Ser referentes imprescindibles para la opinión pública ante las
reflexiones y dudas que plantea el impacto de los medios y las
decisiones que se hayan de tomar en cada momento desde las
instancias familiares, sociales, políticas o jurídicas.
Ofrecer servicios a los asociados que les faciliten el uso
adecuado de los medios; que les orienten en su progresiva
complejidad; que les ayuden a disfrutar con libertad de las
posibilidades educativas, de ocio y de comunicación que hay en
todos ellos; que colaboren en la adecuada implantación familiar
del fenómeno audiovisual cada vez más global, más complicado
y más intenso.
Crear instrumentos de formación para el consumo adecuado de
los medios audiovisuales a partir de una constante tarea de
reflexión y estudio de sus características y sus efectos,
instrumentos para la escuela, instrumentos para las familias,
para las asociaciones y colectivos, para toda la sociedad.
Fomentar iniciativas de participación a nivel nacional e
internacional (comparecencias ante instancias políticas, uso de
los foros institucionales existentes, ruedas de prensa, jornadas,
congresos, mesas redondas...) para aumentar el protagonismo
público de todas las asociaciones y de la federación misma.

En cuanto a los métodos, pensamos que debemos ser:


Críticos en el mejor y más amplio sentido del término, es decir,
evitando la censura sistemática de los medios, elogiando lo
elogiable, basando las críticas en argumentos técnicos, análisis
antropológicos bien fundamentados y no sólo en razones de
tipo moral.

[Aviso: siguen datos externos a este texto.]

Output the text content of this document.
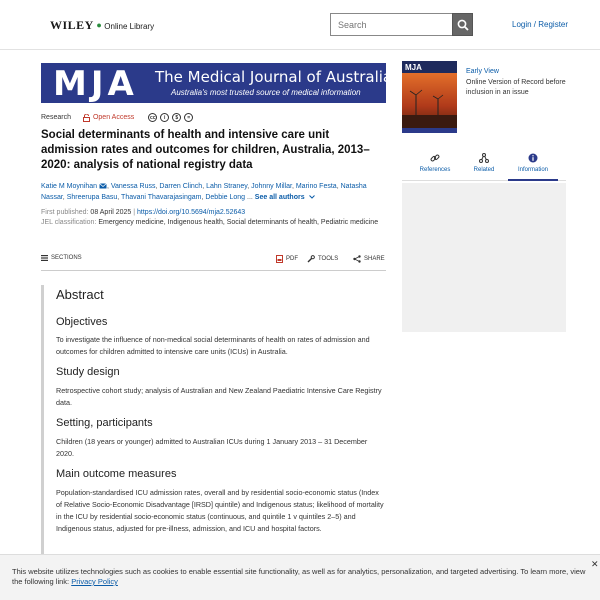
WILEY ● Online Library
Search	Login / Register
MJA The Medical Journal of Australia
Australia's most trusted source of medical information
Research	Open Access	cc	i	$	=
Social determinants of health and intensive care unit admission rates and outcomes for children, Australia, 2013–2020: analysis of national registry data
Katie M Moynihan , Vanessa Russ, Darren Clinch, Lahn Straney, Johnny Millar, Marino Festa, Natasha Nassar, Shreerupa Basu, Thavani Thavarajasingam, Debbie Long ... See all authors
First published: 08 April 2025 | https://doi.org/10.5694/mja2.52643
JEL classification: Emergency medicine, Indigenous health, Social determinants of health, Pediatric medicine
SECTIONS	PDF	TOOLS	SHARE
Abstract
Objectives
To investigate the influence of non-medical social determinants of health on rates of admission and outcomes for children admitted to intensive care units (ICUs) in Australia.
Study design
Retrospective cohort study; analysis of Australian and New Zealand Paediatric Intensive Care Registry data.
Setting, participants
Children (18 years or younger) admitted to Australian ICUs during 1 January 2013 – 31 December 2020.
Main outcome measures
Population-standardised ICU admission rates, overall and by residential socio-economic status (Index of Relative Socio-Economic Disadvantage [IRSD] quintile) and Indigenous status; likelihood of mortality in the ICU by residential socio-economic status (continuous, and quintile 1 v quintiles 2–5) and Indigenous status, adjusted for pre-illness, admission, and ICU and hospital factors.
MJA	Early View
Online Version of Record before inclusion in an issue
References	Related	Information
This website utilizes technologies such as cookies to enable essential site functionality, as well as for analytics, personalization, and targeted advertising. To learn more, view the following link: Privacy Policy
✕
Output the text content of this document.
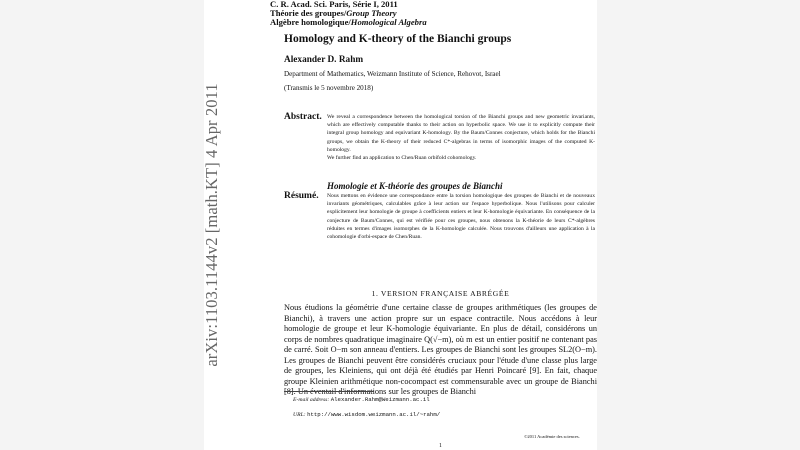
arXiv:1103.1144v2 [math.KT] 4 Apr 2011
C. R. Acad. Sci. Paris, Série I, 2011
Théorie des groupes/Group Theory
Algèbre homologique/Homological Algebra
Homology and K-theory of the Bianchi groups
Alexander D. Rahm
Department of Mathematics, Weizmann Institute of Science, Rehovot, Israel
(Transmis le 5 novembre 2018)
Abstract. We reveal a correspondence between the homological torsion of the Bianchi groups and new geometric invariants, which are effectively computable thanks to their action on hyperbolic space. We use it to explicitly compute their integral group homology and equivariant K-homology. By the Baum/Connes conjecture, which holds for the Bianchi groups, we obtain the K-theory of their reduced C*-algebras in terms of isomorphic images of the computed K-homology.
We further find an application to Chen/Ruan orbifold cohomology.
Homologie et K-théorie des groupes de Bianchi
Résumé. Nous mettons en évidence une correspondance entre la torsion homologique des groupes de Bianchi et de nouveaux invariants géométriques, calculables grâce à leur action sur l'espace hyperbolique. Nous l'utilisons pour calculer explicitement leur homologie de groupe à coefficients entiers et leur K-homologie équivariante. En conséquence de la conjecture de Baum/Connes, qui est vérifiée pour ces groupes, nous obtenons la K-théorie de leurs C*-algèbres réduites en termes d'images isomorphes de la K-homologie calculée. Nous trouvons d'ailleurs une application à la cohomologie d'orbi-espace de Chen/Ruan.
1. VERSION FRANÇAISE ABRÉGÉE
Nous étudions la géométrie d'une certaine classe de groupes arithmétiques (les groupes de Bianchi), à travers une action propre sur un espace contractile. Nous accédons à leur homologie de groupe et leur K-homologie équivariante. En plus de détail, considérons un corps de nombres quadratique imaginaire Q(√−m), où m est un entier positif ne contenant pas de carré. Soit O−m son anneau d'entiers. Les groupes de Bianchi sont les groupes SL2(O−m). Les groupes de Bianchi peuvent être considérés cruciaux pour l'étude d'une classe plus large de groupes, les Kleiniens, qui ont déjà été étudiés par Henri Poincaré [9]. En fait, chaque groupe Kleinien arithmétique non-cocompact est commensurable avec un groupe de Bianchi [8]. Un éventail d'informations sur les groupes de Bianchi
E-mail address: Alexander.Rahm@Weizmann.ac.il
URL: http://www.wisdom.weizmann.ac.il/~rahm/
©2011 Académie des sciences.
1
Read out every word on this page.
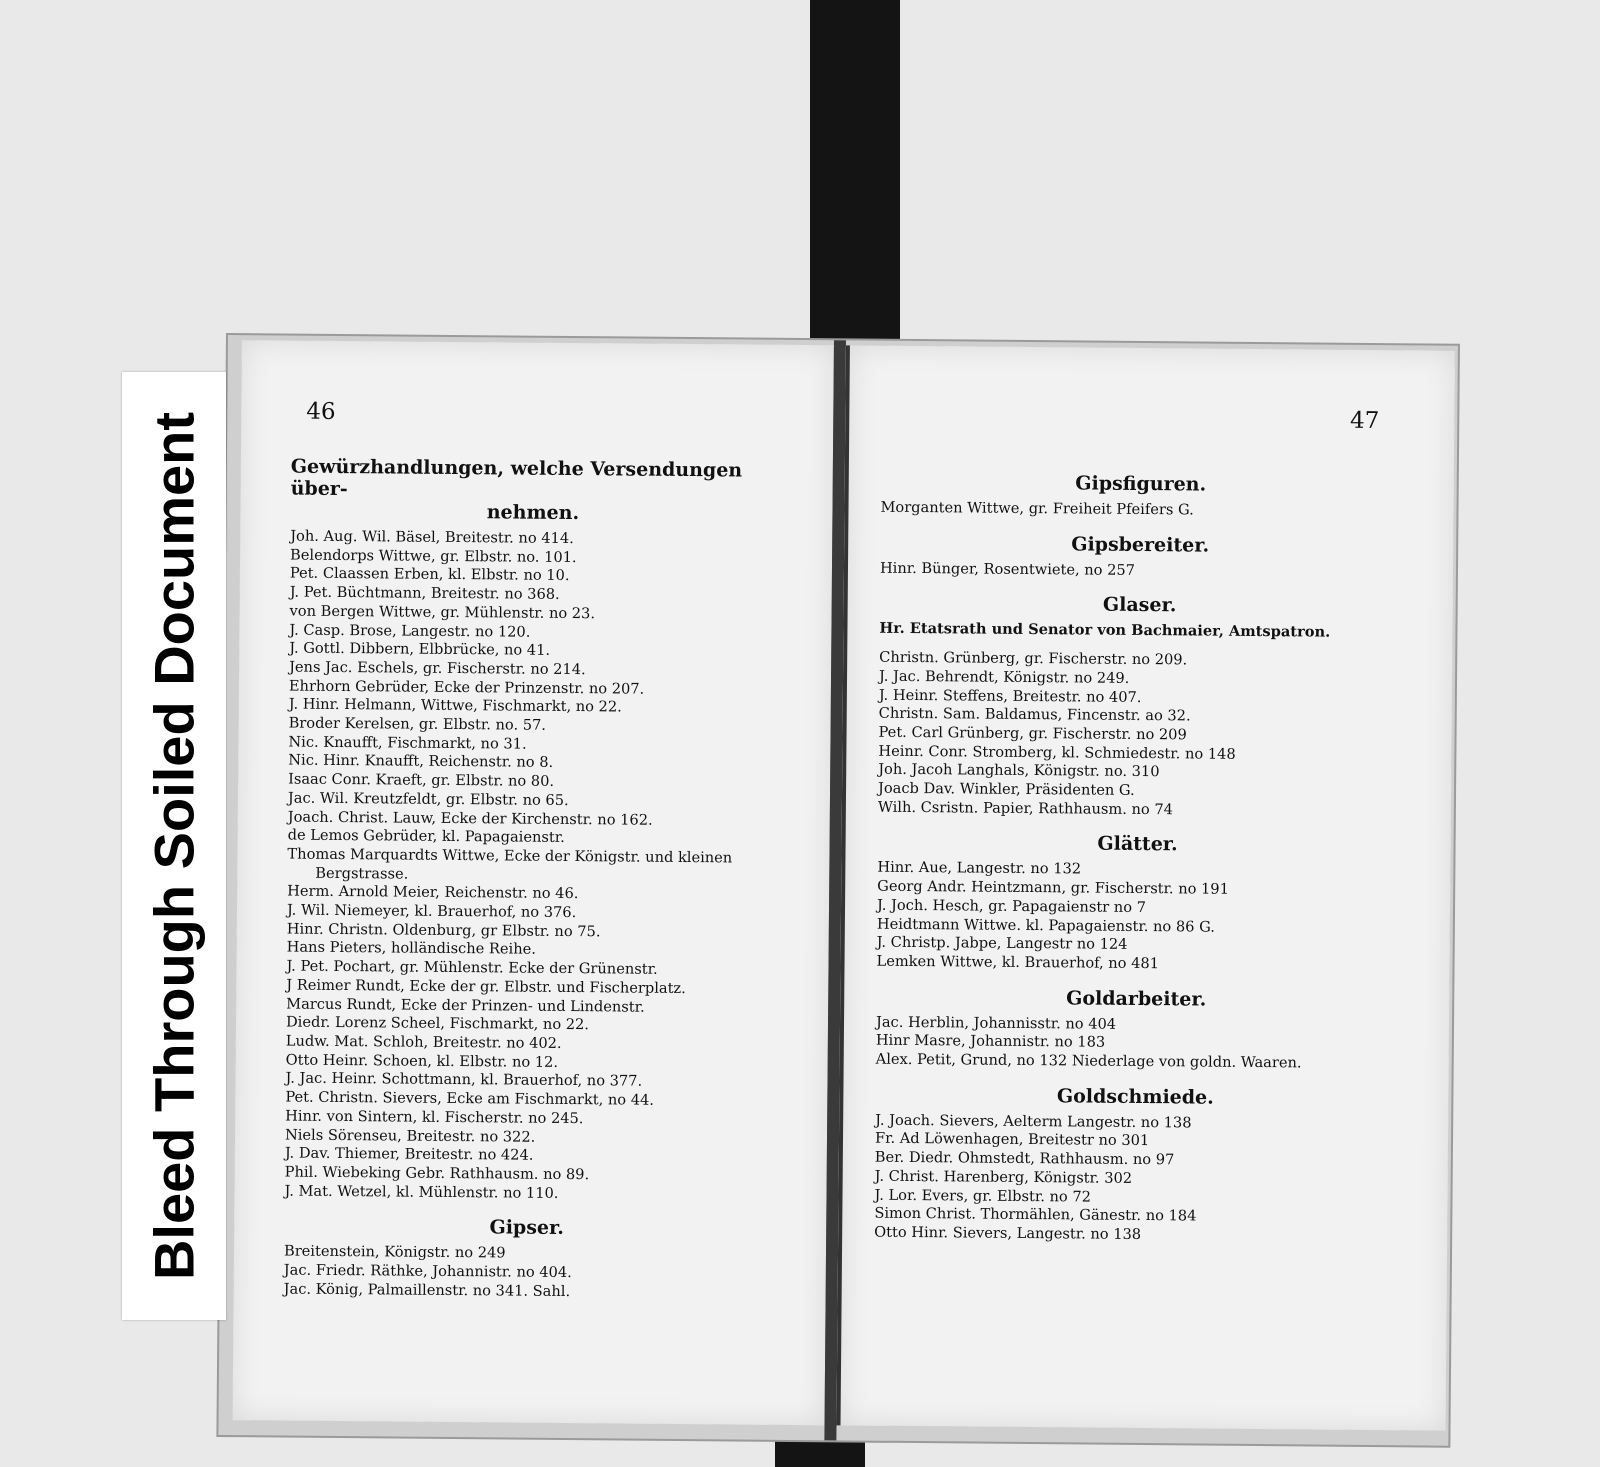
46
Gewürzhandlungen, welche Versendungen über-
nehmen.
Joh. Aug. Wil. Bäsel, Breitestr. no 414.
Belendorps Wittwe, gr. Elbstr. no. 101.
Pet. Claassen Erben, kl. Elbstr. no 10.
J. Pet. Büchtmann, Breitestr. no 368.
von Bergen Wittwe, gr. Mühlenstr. no 23.
J. Casp. Brose, Langestr. no 120.
J. Gottl. Dibbern, Elbbrücke, no 41.
Jens Jac. Eschels, gr. Fischerstr. no 214.
Ehrhorn Gebrüder, Ecke der Prinzenstr. no 207.
J. Hinr. Helmann, Wittwe, Fischmarkt, no 22.
Broder Kerelsen, gr. Elbstr. no. 57.
Nic. Knaufft, Fischmarkt, no 31.
Nic. Hinr. Knaufft, Reichenstr. no 8.
Isaac Conr. Kraeft, gr. Elbstr. no 80.
Jac. Wil. Kreutzfeldt, gr. Elbstr. no 65.
Joach. Christ. Lauw, Ecke der Kirchenstr. no 162.
de Lemos Gebrüder, kl. Papagaienstr.
Thomas Marquardts Wittwe, Ecke der Königstr. und kleinen
Bergstrasse.
Herm. Arnold Meier, Reichenstr. no 46.
J. Wil. Niemeyer, kl. Brauerhof, no 376.
Hinr. Christn. Oldenburg, gr Elbstr. no 75.
Hans Pieters, holländische Reihe.
J. Pet. Pochart, gr. Mühlenstr. Ecke der Grünenstr.
J Reimer Rundt, Ecke der gr. Elbstr. und Fischerplatz.
Marcus Rundt, Ecke der Prinzen- und Lindenstr.
Diedr. Lorenz Scheel, Fischmarkt, no 22.
Ludw. Mat. Schloh, Breitestr. no 402.
Otto Heinr. Schoen, kl. Elbstr. no 12.
J. Jac. Heinr. Schottmann, kl. Brauerhof, no 377.
Pet. Christn. Sievers, Ecke am Fischmarkt, no 44.
Hinr. von Sintern, kl. Fischerstr. no 245.
Niels Sörenseu, Breitestr. no 322.
J. Dav. Thiemer, Breitestr. no 424.
Phil. Wiebeking Gebr. Rathhausm. no 89.
J. Mat. Wetzel, kl. Mühlenstr. no 110.
Gipser.
Breitenstein, Königstr. no 249
Jac. Friedr. Räthke, Johannistr. no 404.
Jac. König, Palmaillenstr. no 341. Sahl.
47
Gipsfiguren.
Morganten Wittwe, gr. Freiheit Pfeifers G.
Gipsbereiter.
Hinr. Bünger, Rosentwiete, no 257
Glaser.
Hr. Etatsrath und Senator von Bachmaier, Amtspatron.
Christn. Grünberg, gr. Fischerstr. no 209.
J. Jac. Behrendt, Königstr. no 249.
J. Heinr. Steffens, Breitestr. no 407.
Christn. Sam. Baldamus, Fincenstr. ao 32.
Pet. Carl Grünberg, gr. Fischerstr. no 209
Heinr. Conr. Stromberg, kl. Schmiedestr. no 148
Joh. Jacoh Langhals, Königstr. no. 310
Joacb Dav. Winkler, Präsidenten G.
Wilh. Csristn. Papier, Rathhausm. no 74
Glätter.
Hinr. Aue, Langestr. no 132
Georg Andr. Heintzmann, gr. Fischerstr. no 191
J. Joch. Hesch, gr. Papagaienstr no 7
Heidtmann Wittwe. kl. Papagaienstr. no 86 G.
J. Christp. Jabpe, Langestr no 124
Lemken Wittwe, kl. Brauerhof, no 481
Goldarbeiter.
Jac. Herblin, Johannisstr. no 404
Hinr Masre, Johannistr. no 183
Alex. Petit, Grund, no 132 Niederlage von goldn. Waaren.
Goldschmiede.
J. Joach. Sievers, Aelterm Langestr. no 138
Fr. Ad Löwenhagen, Breitestr no 301
Ber. Diedr. Ohmstedt, Rathhausm. no 97
J. Christ. Harenberg, Königstr. 302
J. Lor. Evers, gr. Elbstr. no 72
Simon Christ. Thormählen, Gänestr. no 184
Otto Hinr. Sievers, Langestr. no 138
Bleed Through Soiled Document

Ampliando nuestro campo de crítica a problemas
logísticos, económicos, organizativos e incluso políticos y no
sólo al «sexo y la violencia» de los «grandes hermanos» de
turno.
Expertos ejerciendo y demostrando conocimientos profundos y
exhaustivos sobre el funcionamiento de los medios y el valor de
sus productos.
Profesionales, a la hora de asesorar o representar a nuestros
asociados ante los poderes públicos o de denunciar incumpli-
mientos de la ley.
Ágiles y rápidos para movernos con facilidad en la sociedad de
la información, con los medios técnicos adecuados para llegar al
sitio adecuado en el momento preciso.
En este sentido, nos parece que la existencia de una federación tiene
sentido hoy por hoy, en cuanto organización que aglutine, sume,
colabore y ayude a que todas las asociaciones que en ella se integran
vayan logrando asumir esos fines y, sobre todo, practicar esos métodos.
Por último, animamos desde aquí a todas las asociaciones a continuar
con entusiasmo en esta tarea apasionante de ser una conciencia crítica,
serena y lúcida en medio de esta marea de imágenes y sonidos que
amenaza la libertad y la dignidad del hombre contemporáneo.

Notas

1 MARINA, J.A. (2000): Crónicas de la ultramodernidad. Barcelona,


Anagrama; 87.
2 ASOCIACIÓN DE TELESPECTADORES Y RADIOYENTES DE ARAGÓN
(2000): ¿Qué pasa con la tele? Algunas ideas para pensar la televisión.
Zaragoza, ATRA/Consejo Asesor de RTVE en Aragón/Gobierno de Aragón; 1.
3 Ibídem; 1.
4 http://noticias.com/publicaciones/2003.
5 Imprescindible para un análisis del mundo audiovisual actual y para
toda esta visión de la «economía» de la televisión. vid. ECHEVERRÍA, J.
(1994): Telépolis. Barcelona, Destino; 63-127.
6 Otro imprescindible para entender el concepto de fama. Vid. ODINA,
M. y HALEVI, G. (1998): El factor fama. Barcelona, Anagrama; 213.
7 Para todo el desarrollo del epígrafe, Vid. FERRÉS, J. (1997): Televisión
subliminal, socialización mediante comunicaciones inadvertidas.
Barcelona, Paidós.
8 FELLINI, F. (1986): en «El fulgor de un monstruo», en Fotogramas &
Vídeo, 1722; 39, citado por FERRÉS, J. (1997): op. cit.; 294.